Hackman (who died in 2013) noted that teams are hampered by problems of co-ordination and motivation that chip away at the benefits of collaboration. High-flyers forced to work in teams may be undervalued and free-riders empowered. Groupthink may be unavoidable. In a study of 120 teams of senior executives, he discovered that less than 10% of their supposed members agreed on who exactly was on the team. If it is hard enough to define a team’s membership, agreeing on its purpose is harder still.
Indeed. In Why a Board, I reviewed at length the literature on group decision making. It is true that groups have advantages with respect to certain types of tasks: "groups are superior at evaluative tasks. ... Group decisionmaking presumably checks individual overconfidence by providing critical assessment and alternative viewpoints .... The proposition that group decisionmaking counteracts individual biases obviously overlaps with the claim that group decisionmaking is an adaptive response to bounded rationality. Numerous studies suggest that groups benefit from both pooling information and from providing opportunities for one member to correct another's errors."
But groups are less well suited to other types of tasks:
The old joke about the camel being a horse designed by a committee captures the valid empirical observation that individuals are often superior to groups when it comes to matters requiring creativity. Research on brainstorming as a decisionmaking process, for example, confirms that individuals working alone generate a greater number of ideas than do groups. Strikingly, this is especially true when the assigned task is “fanciful” rather than “realistic.”
Indeed, as Schumpeter suggests, groups have their own biases and idiosyncrasies that impede effective decision making. As I explained in Why a Board:
A widely cited example is the so-called risky shift phenomenon. Although we might assume that group decisionmaking has a moderating influence, social dilemma experiments demonstrate that groups actually make more extreme decisions than individuals. In early versions of these experiments, individual subjects were pretested by being presented with a story in which they were featured as the central characters. The story placed them in a familiar social setting and asked them to choose between two options, one of which was described as being the riskier of the two, but also as having a potentially higher return. Small groups were then presented with the same problem and asked to make a collective decision. Groups were significantly more likely to select the riskier option than individuals. Given that individuals tend to be risk averse but that shareholder interests often require risk-preferring decisions, the risky shift phenomenon seems useful on first blush. Unfortunately, later experiments demonstrated that group shifts to greater caution could also be induced. There seems to be a polarizing effect in group decisionmaking, so that post discussion consensus is more extreme than the individual pretest results.
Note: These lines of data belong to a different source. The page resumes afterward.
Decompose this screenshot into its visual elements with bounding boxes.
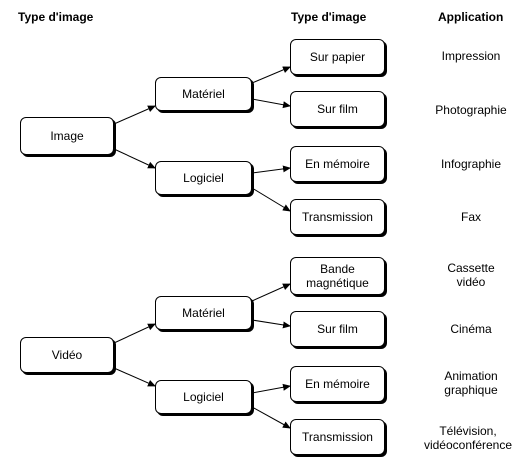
arrow-video-to-logiciel bbox=[113, 367, 156, 387]
node-image-materiel: Matériel bbox=[155, 77, 252, 111]
arrow-image-to-logiciel bbox=[113, 148, 156, 169]
app-impression: Impression bbox=[441, 49, 501, 63]
node-image-en-memoire: En mémoire bbox=[290, 146, 385, 182]
arrow-logiciel-to-en-memoire bbox=[251, 383, 291, 394]
app-cassette-video: Cassette vidéo bbox=[447, 261, 495, 289]
node-image-logiciel: Logiciel bbox=[155, 161, 252, 195]
node-video-en-memoire: En mémoire bbox=[290, 366, 385, 402]
node-video-sur-film: Sur film bbox=[290, 311, 385, 347]
node-image: Image bbox=[20, 117, 114, 155]
arrow-materiel-to-sur-papier bbox=[251, 66, 291, 84]
node-video-logiciel: Logiciel bbox=[155, 380, 252, 414]
arrow-image-to-materiel bbox=[113, 105, 156, 125]
arrow-materiel-to-bande bbox=[251, 283, 291, 302]
app-animation-graphique: Animation graphique bbox=[444, 369, 498, 397]
node-video-transmission: Transmission bbox=[290, 419, 385, 455]
arrow-materiel-to-sur-film bbox=[251, 319, 291, 329]
node-video-bande-magnetique: Bande magnétique bbox=[290, 257, 385, 295]
node-video-materiel: Matériel bbox=[155, 296, 252, 330]
node-image-sur-film: Sur film bbox=[290, 91, 385, 127]
arrow-video-to-materiel bbox=[113, 323, 156, 344]
arrow-logiciel-to-transmission bbox=[251, 406, 291, 429]
arrow-logiciel-to-en-memoire bbox=[251, 165, 291, 174]
app-photographie: Photographie bbox=[435, 103, 507, 117]
arrow-logiciel-to-transmission bbox=[251, 187, 291, 212]
app-fax: Fax bbox=[460, 210, 481, 224]
app-cinema: Cinéma bbox=[450, 322, 492, 336]
header-type-image: Type d'image bbox=[18, 10, 94, 24]
header-type-image-2: Type d'image bbox=[291, 10, 367, 24]
node-video: Vidéo bbox=[20, 337, 114, 373]
header-application: Application bbox=[438, 10, 504, 24]
app-infographie: Infographie bbox=[440, 157, 502, 171]
node-image-transmission: Transmission bbox=[290, 199, 385, 235]
node-image-sur-papier: Sur papier bbox=[290, 39, 385, 75]
app-television-videoconference: Télévision, vidéoconférence bbox=[423, 424, 513, 452]
arrow-materiel-to-sur-film bbox=[251, 98, 291, 109]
The most significant group bias for our purposes, however, is the “groupthink” phenomenon. Highly cohesive groups with strong civility and cooperation norms value consensus more than they do a realistic appraisal of alternatives. In such groups, groupthink is an adaptive response to the stresses generated by challenges to group solidarity. To avoid those stresses, groups may strive for unanimity even at the expense of quality decisionmaking.